April 12, 2019
“Finished or not finished, pass your papers,” is a line that’s familiar to almost every student.
There were times when I would confidently pass my papers, fully satisfied with my answers. Sometimes, I would sheepishly pass my papers as I had nothing more to write. Most of the time, I would cram in finishing the test.
I was an average student. I wasn’t very studious. I would always study a few hours before the exam. I wasn’t aiming to get an uno or an A in my report card. As long as I passed, that was enough for me.
During our early years in school, we weren’t pressured by our parents to be at the top of the class, but my brothers and I somehow managed to let our parents put a medal on us during recognition days. Thank you tatay and nanay for the genes! (Hehe)
Kidding aside, that relieved us from any pressure to perform in class just to get our parents’ approval. We were not pressured to get a medal, as long as we do not cheat on our exams or disrespect our teachers.
But genes, family background, and the university you graduated from do not guarantee success.
I remember entering a tall building in Rockwell with my heart beating fast and my knees getting weak as I was called for an interview for a multinational company. Going through the process of tests and interviews, I was fully satisfied with my answers and was convinced that I will be offered a job.
It was a success! This is it! My dream job! I will have a car and will be traveling to different places. The first two months were amazing.

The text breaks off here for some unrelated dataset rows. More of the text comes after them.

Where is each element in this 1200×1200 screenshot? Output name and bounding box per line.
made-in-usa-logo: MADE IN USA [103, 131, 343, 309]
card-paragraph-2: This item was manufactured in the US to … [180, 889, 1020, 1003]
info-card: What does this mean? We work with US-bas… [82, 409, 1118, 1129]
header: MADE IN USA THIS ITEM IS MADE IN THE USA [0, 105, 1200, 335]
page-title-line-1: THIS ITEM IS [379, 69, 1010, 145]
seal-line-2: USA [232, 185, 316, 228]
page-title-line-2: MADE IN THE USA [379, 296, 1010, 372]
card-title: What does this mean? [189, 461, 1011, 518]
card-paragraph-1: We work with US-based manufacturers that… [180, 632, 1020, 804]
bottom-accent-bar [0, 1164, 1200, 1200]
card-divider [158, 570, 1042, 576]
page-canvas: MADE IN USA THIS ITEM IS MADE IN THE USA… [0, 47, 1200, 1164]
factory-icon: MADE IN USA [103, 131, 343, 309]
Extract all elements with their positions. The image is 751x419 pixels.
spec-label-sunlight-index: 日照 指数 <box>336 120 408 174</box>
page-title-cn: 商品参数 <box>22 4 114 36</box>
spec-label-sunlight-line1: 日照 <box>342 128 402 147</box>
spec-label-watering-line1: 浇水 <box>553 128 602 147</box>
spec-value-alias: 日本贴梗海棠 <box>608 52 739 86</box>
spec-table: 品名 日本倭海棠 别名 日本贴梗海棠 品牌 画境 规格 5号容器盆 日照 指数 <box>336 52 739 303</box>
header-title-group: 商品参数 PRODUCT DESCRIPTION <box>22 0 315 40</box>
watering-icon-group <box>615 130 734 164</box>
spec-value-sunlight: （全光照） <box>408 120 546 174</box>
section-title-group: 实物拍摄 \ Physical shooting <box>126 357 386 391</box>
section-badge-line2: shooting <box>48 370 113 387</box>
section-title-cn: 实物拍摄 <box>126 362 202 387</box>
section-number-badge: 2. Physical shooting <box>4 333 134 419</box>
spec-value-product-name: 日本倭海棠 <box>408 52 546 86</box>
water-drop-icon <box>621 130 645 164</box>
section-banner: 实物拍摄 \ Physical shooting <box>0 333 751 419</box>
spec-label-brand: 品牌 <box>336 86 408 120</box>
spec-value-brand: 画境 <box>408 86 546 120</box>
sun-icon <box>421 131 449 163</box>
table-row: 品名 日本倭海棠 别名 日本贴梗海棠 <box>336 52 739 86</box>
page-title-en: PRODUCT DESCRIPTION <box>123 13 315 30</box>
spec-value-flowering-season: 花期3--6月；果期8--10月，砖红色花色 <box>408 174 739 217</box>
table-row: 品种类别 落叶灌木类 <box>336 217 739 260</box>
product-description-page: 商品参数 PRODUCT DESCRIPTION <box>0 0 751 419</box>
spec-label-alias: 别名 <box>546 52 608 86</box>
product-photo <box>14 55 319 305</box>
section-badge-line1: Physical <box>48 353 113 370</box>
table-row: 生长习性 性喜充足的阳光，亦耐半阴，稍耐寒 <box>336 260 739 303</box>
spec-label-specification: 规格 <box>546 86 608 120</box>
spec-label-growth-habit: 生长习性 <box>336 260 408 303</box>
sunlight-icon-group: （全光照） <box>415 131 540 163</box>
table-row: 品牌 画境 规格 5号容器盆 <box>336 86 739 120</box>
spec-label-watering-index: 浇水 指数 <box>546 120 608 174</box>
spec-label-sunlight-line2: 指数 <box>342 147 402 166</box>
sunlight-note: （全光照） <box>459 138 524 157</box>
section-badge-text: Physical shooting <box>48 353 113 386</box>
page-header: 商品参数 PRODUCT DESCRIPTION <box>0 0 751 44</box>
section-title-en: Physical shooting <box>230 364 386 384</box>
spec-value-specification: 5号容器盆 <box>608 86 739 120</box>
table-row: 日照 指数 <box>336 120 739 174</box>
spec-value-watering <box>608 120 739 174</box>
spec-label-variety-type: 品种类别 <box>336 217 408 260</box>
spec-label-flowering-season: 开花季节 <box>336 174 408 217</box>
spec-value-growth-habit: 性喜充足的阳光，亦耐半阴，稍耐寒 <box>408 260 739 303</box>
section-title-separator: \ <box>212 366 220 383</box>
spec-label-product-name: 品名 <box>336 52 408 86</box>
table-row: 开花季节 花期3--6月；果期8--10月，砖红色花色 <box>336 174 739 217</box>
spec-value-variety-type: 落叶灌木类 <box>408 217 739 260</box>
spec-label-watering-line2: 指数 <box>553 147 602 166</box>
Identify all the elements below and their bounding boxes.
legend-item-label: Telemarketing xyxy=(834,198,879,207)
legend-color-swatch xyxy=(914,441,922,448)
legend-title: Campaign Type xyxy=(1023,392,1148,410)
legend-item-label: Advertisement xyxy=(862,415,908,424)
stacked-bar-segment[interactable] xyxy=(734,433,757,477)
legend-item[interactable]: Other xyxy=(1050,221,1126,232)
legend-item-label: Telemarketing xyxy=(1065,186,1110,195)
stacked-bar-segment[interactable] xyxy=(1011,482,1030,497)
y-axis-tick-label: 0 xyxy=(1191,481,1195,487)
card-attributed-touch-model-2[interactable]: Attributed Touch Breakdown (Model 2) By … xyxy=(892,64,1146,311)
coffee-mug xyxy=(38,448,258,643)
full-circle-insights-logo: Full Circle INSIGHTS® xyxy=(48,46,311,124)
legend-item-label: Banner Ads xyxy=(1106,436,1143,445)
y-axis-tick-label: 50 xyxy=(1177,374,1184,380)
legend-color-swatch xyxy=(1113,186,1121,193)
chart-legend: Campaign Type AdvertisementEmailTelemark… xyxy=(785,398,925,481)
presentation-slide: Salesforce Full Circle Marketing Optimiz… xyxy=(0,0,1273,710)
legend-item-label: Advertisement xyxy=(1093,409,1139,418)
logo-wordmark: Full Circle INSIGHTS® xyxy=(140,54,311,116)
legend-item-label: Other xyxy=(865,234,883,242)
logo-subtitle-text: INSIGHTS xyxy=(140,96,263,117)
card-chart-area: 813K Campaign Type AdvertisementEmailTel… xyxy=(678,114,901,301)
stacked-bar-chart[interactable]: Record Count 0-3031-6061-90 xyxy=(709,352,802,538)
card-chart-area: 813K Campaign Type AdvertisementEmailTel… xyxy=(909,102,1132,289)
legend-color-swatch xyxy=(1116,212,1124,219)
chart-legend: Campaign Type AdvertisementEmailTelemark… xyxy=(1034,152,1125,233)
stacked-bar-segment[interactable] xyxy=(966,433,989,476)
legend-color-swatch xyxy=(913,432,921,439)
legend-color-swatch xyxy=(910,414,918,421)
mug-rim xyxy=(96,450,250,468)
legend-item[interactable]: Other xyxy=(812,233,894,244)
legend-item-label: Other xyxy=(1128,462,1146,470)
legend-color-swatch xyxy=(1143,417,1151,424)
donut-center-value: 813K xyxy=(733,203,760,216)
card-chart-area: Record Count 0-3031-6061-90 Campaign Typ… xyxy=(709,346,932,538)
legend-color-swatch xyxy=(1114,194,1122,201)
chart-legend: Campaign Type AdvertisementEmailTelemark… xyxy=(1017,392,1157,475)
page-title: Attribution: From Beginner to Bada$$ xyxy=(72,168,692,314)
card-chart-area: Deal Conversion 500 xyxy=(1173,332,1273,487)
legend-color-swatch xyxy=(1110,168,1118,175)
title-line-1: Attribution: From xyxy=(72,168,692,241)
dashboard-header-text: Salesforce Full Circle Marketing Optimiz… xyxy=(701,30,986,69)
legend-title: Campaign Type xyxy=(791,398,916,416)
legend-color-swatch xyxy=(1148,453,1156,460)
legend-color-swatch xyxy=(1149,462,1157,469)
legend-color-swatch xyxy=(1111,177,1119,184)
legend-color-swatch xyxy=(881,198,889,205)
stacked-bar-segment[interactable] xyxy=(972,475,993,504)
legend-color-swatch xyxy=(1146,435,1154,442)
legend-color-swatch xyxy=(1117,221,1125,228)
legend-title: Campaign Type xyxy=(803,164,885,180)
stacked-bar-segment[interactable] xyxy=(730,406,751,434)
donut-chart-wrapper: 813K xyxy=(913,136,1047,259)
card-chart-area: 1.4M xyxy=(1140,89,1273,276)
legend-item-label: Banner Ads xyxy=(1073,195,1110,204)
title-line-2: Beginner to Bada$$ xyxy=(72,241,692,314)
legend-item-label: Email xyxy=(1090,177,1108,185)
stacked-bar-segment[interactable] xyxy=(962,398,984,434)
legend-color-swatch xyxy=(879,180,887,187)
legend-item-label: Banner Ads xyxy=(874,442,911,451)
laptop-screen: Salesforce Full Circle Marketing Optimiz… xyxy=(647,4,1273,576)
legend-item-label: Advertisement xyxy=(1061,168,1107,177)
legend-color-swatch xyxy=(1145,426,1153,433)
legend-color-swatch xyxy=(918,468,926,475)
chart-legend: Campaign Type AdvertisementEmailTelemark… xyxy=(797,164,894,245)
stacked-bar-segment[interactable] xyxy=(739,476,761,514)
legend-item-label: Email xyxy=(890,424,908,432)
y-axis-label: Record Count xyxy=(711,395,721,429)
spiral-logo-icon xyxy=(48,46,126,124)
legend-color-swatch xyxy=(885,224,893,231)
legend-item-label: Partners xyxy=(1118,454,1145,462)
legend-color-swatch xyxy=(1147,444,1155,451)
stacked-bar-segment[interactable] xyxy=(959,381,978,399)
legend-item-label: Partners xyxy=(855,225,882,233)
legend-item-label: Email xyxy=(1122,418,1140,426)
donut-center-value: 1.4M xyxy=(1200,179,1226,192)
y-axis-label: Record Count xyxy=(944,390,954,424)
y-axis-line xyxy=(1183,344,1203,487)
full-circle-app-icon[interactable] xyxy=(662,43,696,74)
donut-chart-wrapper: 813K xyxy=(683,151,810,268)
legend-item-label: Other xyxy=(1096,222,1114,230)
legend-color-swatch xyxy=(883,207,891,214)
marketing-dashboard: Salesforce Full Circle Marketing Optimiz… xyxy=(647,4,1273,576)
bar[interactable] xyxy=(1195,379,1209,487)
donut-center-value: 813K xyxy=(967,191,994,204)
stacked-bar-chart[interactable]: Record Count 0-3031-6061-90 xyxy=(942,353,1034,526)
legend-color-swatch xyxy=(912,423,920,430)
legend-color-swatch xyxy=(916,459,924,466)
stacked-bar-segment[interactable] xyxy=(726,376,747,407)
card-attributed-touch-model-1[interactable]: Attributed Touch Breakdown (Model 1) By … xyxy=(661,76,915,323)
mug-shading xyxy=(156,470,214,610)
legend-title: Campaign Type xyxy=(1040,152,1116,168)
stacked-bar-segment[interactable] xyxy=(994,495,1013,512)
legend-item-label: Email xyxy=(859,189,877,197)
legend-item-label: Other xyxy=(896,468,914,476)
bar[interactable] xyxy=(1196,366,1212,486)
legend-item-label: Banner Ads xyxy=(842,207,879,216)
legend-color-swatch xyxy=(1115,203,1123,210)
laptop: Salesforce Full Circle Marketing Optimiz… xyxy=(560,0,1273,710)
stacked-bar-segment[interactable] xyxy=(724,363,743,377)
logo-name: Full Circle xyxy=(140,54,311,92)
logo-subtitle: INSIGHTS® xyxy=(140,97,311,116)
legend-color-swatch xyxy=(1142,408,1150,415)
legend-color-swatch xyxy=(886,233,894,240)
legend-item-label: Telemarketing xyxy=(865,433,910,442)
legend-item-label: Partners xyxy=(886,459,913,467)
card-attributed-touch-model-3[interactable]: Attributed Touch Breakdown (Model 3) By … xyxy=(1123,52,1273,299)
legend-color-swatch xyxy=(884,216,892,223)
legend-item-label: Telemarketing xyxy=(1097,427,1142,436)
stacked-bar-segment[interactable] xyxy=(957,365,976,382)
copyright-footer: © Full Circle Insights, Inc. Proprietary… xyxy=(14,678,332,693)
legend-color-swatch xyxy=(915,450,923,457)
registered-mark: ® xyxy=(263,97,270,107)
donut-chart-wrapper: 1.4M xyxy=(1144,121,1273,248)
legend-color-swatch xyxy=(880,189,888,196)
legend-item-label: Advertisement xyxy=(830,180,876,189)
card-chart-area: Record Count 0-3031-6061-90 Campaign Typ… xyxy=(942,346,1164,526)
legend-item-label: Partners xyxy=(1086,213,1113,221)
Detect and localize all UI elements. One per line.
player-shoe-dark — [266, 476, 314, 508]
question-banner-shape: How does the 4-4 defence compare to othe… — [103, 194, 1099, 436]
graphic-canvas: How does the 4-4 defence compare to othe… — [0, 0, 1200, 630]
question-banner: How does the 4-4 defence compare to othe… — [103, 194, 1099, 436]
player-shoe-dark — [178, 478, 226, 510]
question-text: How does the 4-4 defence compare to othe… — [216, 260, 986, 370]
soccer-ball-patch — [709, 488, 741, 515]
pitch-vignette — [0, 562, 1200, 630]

“You’re doing well, Ms. Dolores. We hope you can help your batchmates pass the tests during your entire training.” These were the words given to me by our trainers.
“I’m doing great here!” I said to myself.
Or so I thought.
I wasn’t expecting the kind of real tests that I would be facing from my boss, colleagues, and clients. My principles and convictions were tested.
One day, as I was driving on my way to the office, tears suddenly welled up from my eyes. My tears were flowing uncontrollably. I could barely see the road.
“Lord, I don’t want this anymore. This is too hard!” I cried out to God while driving, with no clear vision of where I will be going, both literally and figuratively.
My confidence was drowned with doubt and confusion.
Numerous times, I would wake up not having the confidence to face the day. Most of the time, I would retreat to my own bubble filled with insecurities and self-doubt.
I would sometimes feel inadequate whenever I would look at other people’s social media posts and compare myself with them.
Why have they achieved so much more?
How come they’re earning more?
Why do they have a better position?
How come they’re able to travel to different countries?
Why do they look so happy with their family?
Seeing myself and where I was, I felt like I needed to do more and be more.
Time is running out.
I’m not getting any younger.
I haven’t achieved much.
My life needs to matter.
And I began to panic!
Life throws different kinds of tests at us. Some are announced, but most of the time, tests come unannounced.
I realized, everything goes back to how I used to respond to my tests in school.
Am I confident with my answers?
Do I feel sheepish, doubting if I will pass?
Do I cram because time is running out?
No matter how great my parents were and the values they’ve instilled in us; no matter how respectful and kind I’ve been; no matter how prestigious my alma mater was; they did not spare me from the tests that I had to go through.
The real world is filled with different kinds of tests. And these tests will not be easy.
Looking for a job, finding a place to stay, paying the bills, and being heartbroken are only a few of the realities we’ll have to face.
My major heartbreaks were losing my mom and my brother to cancer, and losing my dad to stroke. The latest one was my treatment for breast cancer. No book nor degree could have prepared me for these things.
But no matter how easy or difficult, even if the testing is announced or unannounced, there is only one solution that will lead us to the right answer—to acknowledge that each day we wake up, we need Jesus in our lives.
It’s okay to admit if we feel like we’re not yet ready or if the test has taken us by surprise. It’s even okay if we feel like we’re failing the test.
The most important approval, affirmation, and recognition we need is from the One who created us. Real success and meaning can only be found in Him. Lasting fulfillment and joy only come from Him.
We can pass life’s tests confidently when we know that Jesus Christ has passed the ultimate test for us—He laid down His life on the cross so that we may enjoy life to the full.
Take each test knowing that God is with us in every step of the way.
He has completed the test for us.
And He is saying, “It is finished!”
And we know that for those who love God all things work together for good,
for those who are called according to his purpose.